Six years after departing the palace to ordain and spending time searching arduously, Prince Siddhattha attained enlightenment under the Bodhi tree along the banks of Neranjara River on the full moon night of the sixth lunar month, and became the Buddha at the age of thirty-five.  During the first meditative stage, he attained the ability to recount every past lifetime that he was ever born; in the middle stage he attained what is called ‘the divine eye’ and acquired the ability to see past lives of all living creatures in the cycle of existence, or samsara.  In the final meditative stage, he was able to eliminate all his defilements through the wisdom he gained; Prince Siddhattha was now fully enlightened and became the Buddha.  At the present day, the place where he attained enlightenment is in the town of Bodh Gaya, located in Gaya City in the Indian state of Bihar.

His Attainment of Complete Nibbana

After attaining enlightenment, the Buddha taught His Teachings, or Dhamma, to the people for the next 45 years until he was 80. On the full moon night of the sixth month, as the Buddha rested in Kusinara City of the Malla Kingdom, he delivered his final discourse as follows: “Behold monks, naturally all conditioned things must undergo changes. Strive to work hard to benefit yourself and humankind, and by not being reckless.”  He then entered Complete Nibbana on the full moon night of the sixth lunar month. The location where the Buddha attained Complete Nibbana is in Kushinagar District in the Indian state of Uttar Pradesh.

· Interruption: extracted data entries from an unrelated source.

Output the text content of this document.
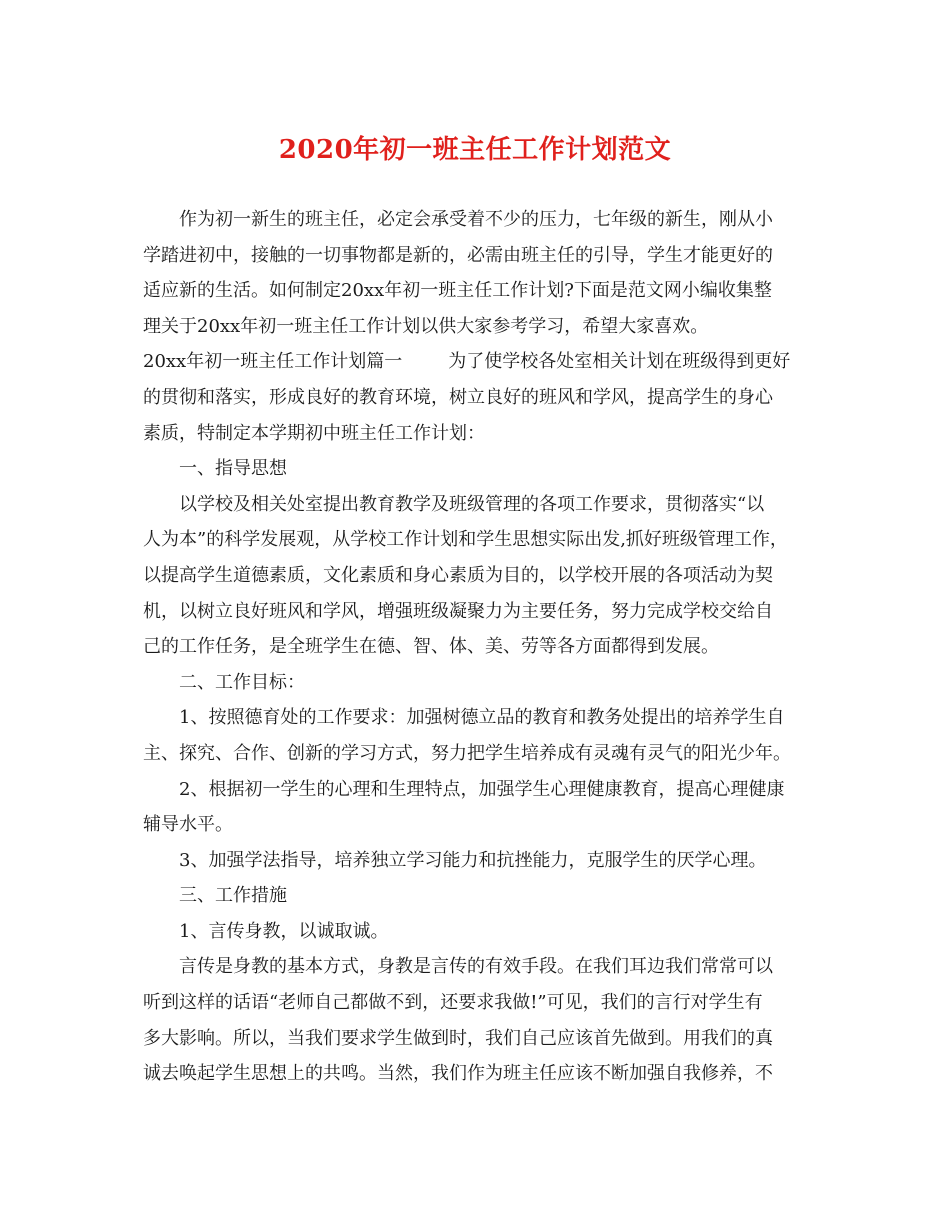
2020年初一班主任工作计划范文
作为初一新生的班主任，必定会承受着不少的压力，七年级的新生，刚从小
学踏进初中，接触的一切事物都是新的，必需由班主任的引导，学生才能更好的
适应新的生活。如何制定20xx年初一班主任工作计划?下面是范文网小编收集整
理关于20xx年初一班主任工作计划以供大家参考学习，希望大家喜欢。
20xx年初一班主任工作计划篇一	为了使学校各处室相关计划在班级得到更好
的贯彻和落实，形成良好的教育环境，树立良好的班风和学风，提高学生的身心
素质，特制定本学期初中班主任工作计划：
一、指导思想
以学校及相关处室提出教育教学及班级管理的各项工作要求，贯彻落实“以
人为本”的科学发展观，从学校工作计划和学生思想实际出发,抓好班级管理工作，
以提高学生道德素质，文化素质和身心素质为目的，以学校开展的各项活动为契
机，以树立良好班风和学风，增强班级凝聚力为主要任务，努力完成学校交给自
己的工作任务，是全班学生在德、智、体、美、劳等各方面都得到发展。
二、工作目标：
1、按照德育处的工作要求：加强树德立品的教育和教务处提出的培养学生自
主、探究、合作、创新的学习方式，努力把学生培养成有灵魂有灵气的阳光少年。
2、根据初一学生的心理和生理特点，加强学生心理健康教育，提高心理健康
辅导水平。
3、加强学法指导，培养独立学习能力和抗挫能力，克服学生的厌学心理。
三、工作措施
1、言传身教，以诚取诚。
言传是身教的基本方式，身教是言传的有效手段。在我们耳边我们常常可以
听到这样的话语“老师自己都做不到，还要求我做!”可见，我们的言行对学生有
多大影响。所以，当我们要求学生做到时，我们自己应该首先做到。用我们的真
诚去唤起学生思想上的共鸣。当然，我们作为班主任应该不断加强自我修养，不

Visakha Puja Day (Vesak) and the United Nations

On 13 December 1999 (2542 B.E.), the General Assembly of the United Nations officially recognized Visakha Puja Day, or Vesak Day as traditionally known by Sri Lankans, as an International Day of the World. Sri Lanka was a key member of the original group of co-sponsors for a resolution requesting the United Nations to recognize Vesak as a special day. The goal is to make Vesak internationally known as the day Buddhists throughout the world assembled to perform meritorious deeds and to commemorate the Buddha’s Birth, Enlightenment, and Attainment of Complete Nibbana. It is also to acknowledge the Buddha as a benevolent human being endowed with great wisdom and immense compassion and goodwill for all living beings. The Buddha encouraged all religious groups to examine His teaching and to verify the truth for themselves, without the need to abandon their own faith.  He taught and shared His great wisdom to all living beings without seeking anything in return. 

Wat Phra Dhammakaya and the Dhammakaya Foundation will organize Visakha Puja Day Ceremony (Vesak) as recognition of the boundless compassion of the Buddha, the Most Exalted One and Teacher to all humankind and celestial beings. You are warmly invited to participate in Visakha Puja Day Ceremony that includes the offering of donation, observation of the precepts, meditation practice and circumambulation of the Grand Meditation Stadium, as commemoration of the Buddha’s Birth, Enlightenment, and Attainment of Complete Nibbana. The ceremony will be held at Wat Phra Dhammakaya on Friday, 24 May 2013 (2556 B.E.).